The Department of Health and Human Service (HHS) General Accounting Office (GAO) completed a study on the use of smartcards to prevent fraud in Medicare. Their findings were that the use of smartcards would completely or partially prevent 22% of Medicare fraud, which in their minds did not support the cost or inconvenience of implementing a smartcard program. They stated most Medicare fraud (about 68% of the cases) included more than one scheme with 61% including two to four schemes. The most common health care fraud schemes were related to fraudulent billing, such as billing for services that were not provided and billing for services that were not medically necessary. They determined that having a smartcard would not have prevented these types of fraud because the patient was present and did actually receive some type of care.

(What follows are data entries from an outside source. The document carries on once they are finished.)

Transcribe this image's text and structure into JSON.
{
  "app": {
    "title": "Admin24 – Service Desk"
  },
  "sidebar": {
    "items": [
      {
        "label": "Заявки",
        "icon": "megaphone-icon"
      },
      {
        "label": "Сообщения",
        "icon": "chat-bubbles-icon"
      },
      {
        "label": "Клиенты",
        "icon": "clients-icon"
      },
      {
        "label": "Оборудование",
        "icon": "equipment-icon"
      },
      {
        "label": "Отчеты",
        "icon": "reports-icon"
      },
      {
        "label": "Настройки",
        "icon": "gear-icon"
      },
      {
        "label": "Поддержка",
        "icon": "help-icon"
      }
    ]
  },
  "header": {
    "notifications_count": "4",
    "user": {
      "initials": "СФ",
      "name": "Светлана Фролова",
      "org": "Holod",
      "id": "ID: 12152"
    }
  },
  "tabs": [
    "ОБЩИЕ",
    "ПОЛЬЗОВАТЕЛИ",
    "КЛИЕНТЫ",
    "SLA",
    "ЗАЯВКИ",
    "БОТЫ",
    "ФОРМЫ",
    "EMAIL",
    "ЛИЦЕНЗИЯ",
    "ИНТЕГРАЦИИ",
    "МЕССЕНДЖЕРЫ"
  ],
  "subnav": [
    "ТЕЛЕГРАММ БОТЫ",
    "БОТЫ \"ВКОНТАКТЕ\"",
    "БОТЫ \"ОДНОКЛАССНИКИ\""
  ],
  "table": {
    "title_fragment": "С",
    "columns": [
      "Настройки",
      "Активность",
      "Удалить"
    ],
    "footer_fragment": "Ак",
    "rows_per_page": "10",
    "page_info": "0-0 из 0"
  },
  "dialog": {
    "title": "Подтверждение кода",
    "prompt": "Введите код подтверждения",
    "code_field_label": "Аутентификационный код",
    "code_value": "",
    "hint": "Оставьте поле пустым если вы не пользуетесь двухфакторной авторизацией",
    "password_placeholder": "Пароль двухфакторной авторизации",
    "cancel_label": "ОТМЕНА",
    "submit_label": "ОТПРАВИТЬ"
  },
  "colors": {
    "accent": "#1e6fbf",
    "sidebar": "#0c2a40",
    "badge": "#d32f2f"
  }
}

The question that the HHS GAO study did not consider was patient safety. I realize there is a lot of Medicare fraud, that it is a great burden to our government, reducing the amount of funding available to support the Medicare program, but patient safety is also an important concern. The lack of standards for patient identification at the federal and state levels compromises patient safety and escalates health care costs. According to Healthcare Information and Management Systems Society (HIMSS), 8-14% of Electronic Health Records (EHR) have patient identity errors. The risk of an identity error increases 5% every time a record is shared among providers. Simply said, a physician relying on the wrong EHR and medical history due to an identity error can make a costly, if not deadly, decision. Having a smartcard, especially one paired with a biometric identifier like a pal- vein scan, would provide an absolute patient identity, eliminating the potential for an identity error.
Smartcards have been used in Europe for healthcare identification for over a decade. Smartcards with biometric pairing are starting to be used now in the US for healthcare identification. Medicare fraud should be a prime concern for the Center for Medicare/Medicaid Services, but I think the GAO should consider the impact on patient safety that smartcards could have before dismissing them completely.